Here at ConferenceCall.co.uk, we like to keep you updated with the latest cyber security tips and let you know if there are any scams you should be aware of. Although we’re a free conference call provider, we want our customers to stay safe online at all times.
We’ve just been made aware of a very sophisticated and pretty worrying bank scam that works in two stages to effectively do you out of money twice. Here’s all you need to know.
What’s the two-step bank scam?
Criminals are always looking at ways to relieve of us our money – some are pretty basic, others more sophisticated, but much of their success lies in the timing. If they hit you when you’re vulnerable or off-guard, they have a much better chance of success.
And that’s what’s so worrying about this scam.
It all begins with a legitimate attack on your account, where sums of money will be taken fraudulently. They might be able to do this by getting access to your bank card details and making payments with it that are low enough to avoid being flagged by retailers but high enough to make sure you notice.

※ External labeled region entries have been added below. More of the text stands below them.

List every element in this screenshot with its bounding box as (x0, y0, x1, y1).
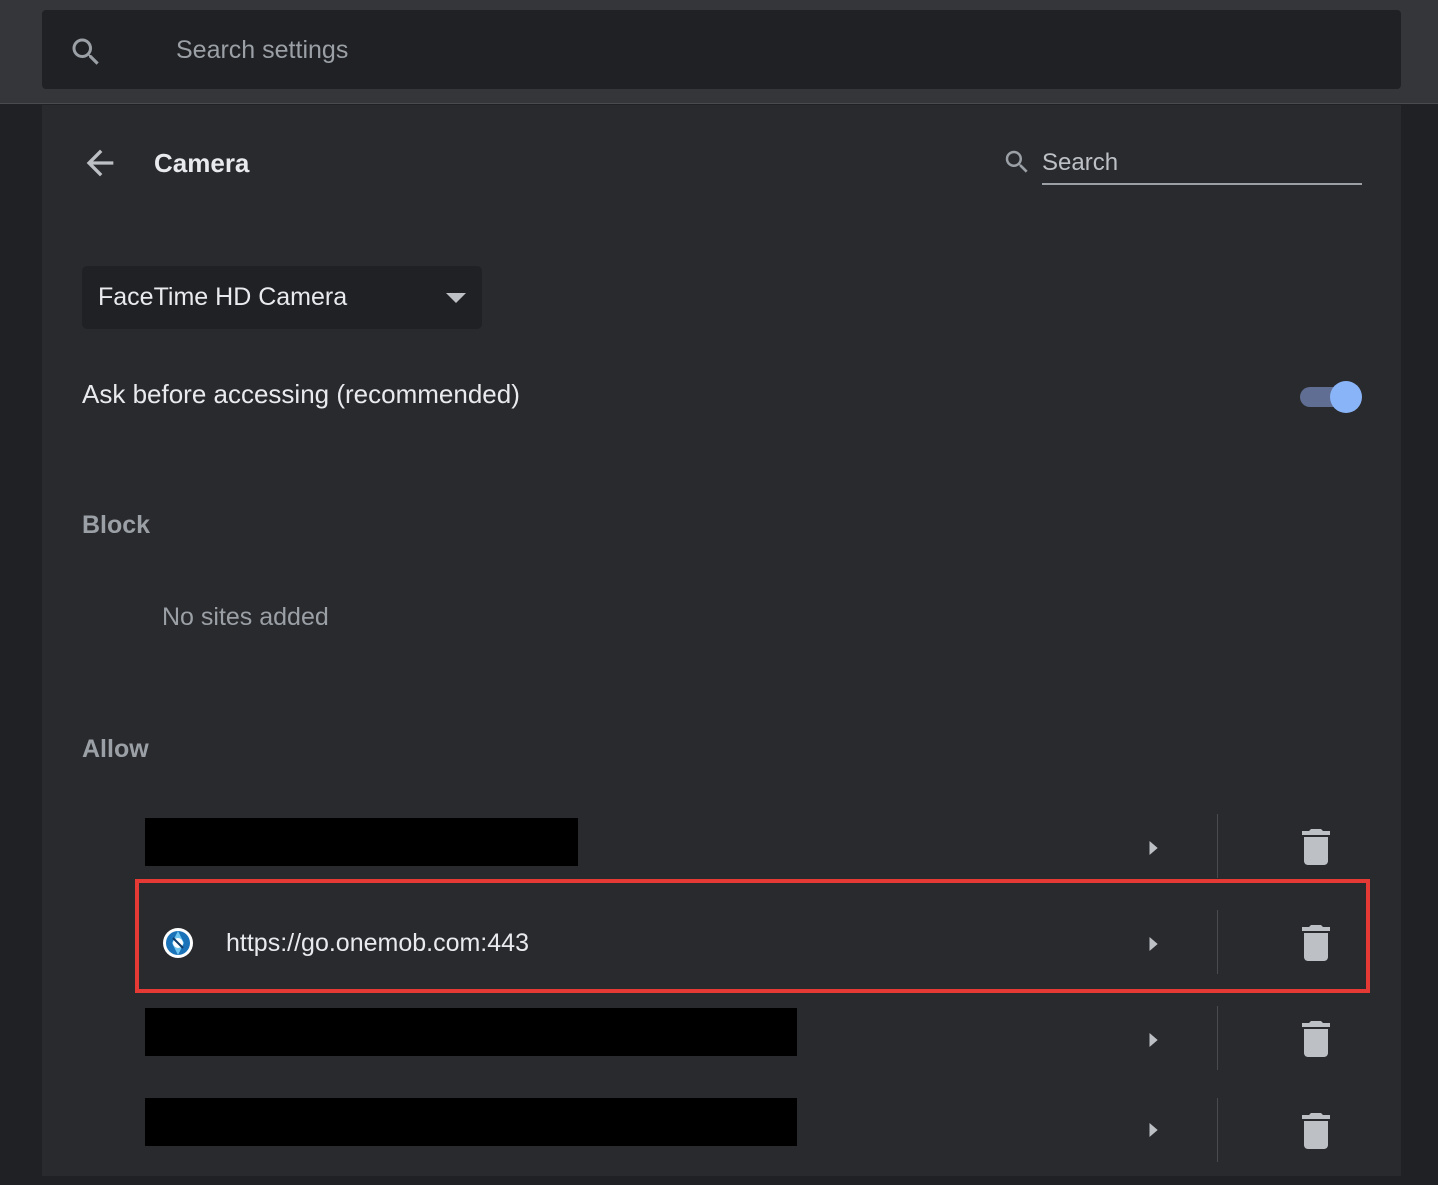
row-divider (1217, 910, 1218, 974)
dropdown-arrow-icon (446, 293, 466, 303)
camera-settings-page: Camera FaceTime HD Camera Ask before acc… (42, 105, 1401, 1176)
settings-search-input[interactable] (176, 30, 1276, 70)
allowed-site-row[interactable] (137, 993, 1367, 1089)
settings-toolbar (0, 0, 1438, 104)
search-icon (72, 38, 99, 65)
redacted-site-url (145, 1008, 797, 1056)
site-search-input[interactable] (1042, 143, 1362, 185)
ask-before-accessing-row: Ask before accessing (recommended) (82, 375, 1362, 415)
allowed-site-url: https://go.onemob.com:443 (226, 929, 529, 957)
trash-icon[interactable] (1302, 829, 1330, 865)
camera-device-select[interactable]: FaceTime HD Camera (82, 266, 482, 329)
chevron-right-icon[interactable] (1139, 1116, 1167, 1144)
chevron-right-icon[interactable] (1139, 930, 1167, 958)
block-empty-text: No sites added (162, 603, 329, 631)
trash-icon[interactable] (1302, 1113, 1330, 1149)
allowed-site-row[interactable] (137, 801, 1367, 897)
site-search-box[interactable] (1002, 143, 1362, 189)
page-title: Camera (154, 148, 250, 178)
camera-device-selected: FaceTime HD Camera (98, 283, 348, 311)
trash-icon[interactable] (1302, 1021, 1330, 1057)
row-divider (1217, 814, 1218, 878)
onemob-favicon-icon (163, 928, 193, 958)
chevron-right-icon[interactable] (1139, 834, 1167, 862)
row-divider (1217, 1098, 1218, 1162)
redacted-site-url (145, 818, 578, 866)
redacted-site-url (145, 1098, 797, 1146)
block-section-header: Block (82, 511, 151, 539)
search-icon (1005, 150, 1028, 173)
ask-before-accessing-toggle[interactable] (1300, 379, 1362, 413)
arrow-back-icon[interactable] (80, 143, 120, 183)
ask-before-accessing-label: Ask before accessing (recommended) (82, 379, 520, 409)
toggle-thumb (1330, 381, 1362, 413)
allowed-site-row[interactable]: https://go.onemob.com:443 (137, 897, 1367, 993)
allowed-site-row[interactable] (137, 1089, 1367, 1185)
row-divider (1217, 1006, 1218, 1070)
settings-search-box[interactable] (42, 10, 1401, 89)
trash-icon[interactable] (1302, 925, 1330, 961)
allow-section-header: Allow (82, 735, 149, 763)
chevron-right-icon[interactable] (1139, 1026, 1167, 1054)
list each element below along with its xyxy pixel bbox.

The fraud is on your radar, you inform your bank and the money is returned. So far there’s no more harm done than the inconvenience of getting in touch with your bank.
Your bank might even get in touch with a follow-up call over the next few days and recommend you increase the security on your account or even set up a new one as your existing one has been compromised.
This actually seems like a sensible idea, if you can cope with changing your Direct Debits and other regular payments. This is actually something the bank can take care of on your behalf, as it the case when you switch from one bank to another.
And switching account is easier than ever, all you need to do is confirm your existing account number and sort code and they’ll automatically transfer the money into your new account. Simple and secure.
The trouble is, it’s not actually the bank that’s called you. It’s the same scammers who stole from your account initially.
If you complete the call, they’ll have all the information they need to completely clean out your account and, as you’ve willfully handed over the information, there could be very little you can do to get that money back.
Whatever you do, never give sensitive details to anyone over the phone, especially not cold-callers. If in doubt, hang up and call the bank yourself using the number on their website. And if you’re responding to an email, never give sensitive information out and make sure any correspondence has definitely come from where it says it has.
If you are scammed, you can report details of it to Action Fraud.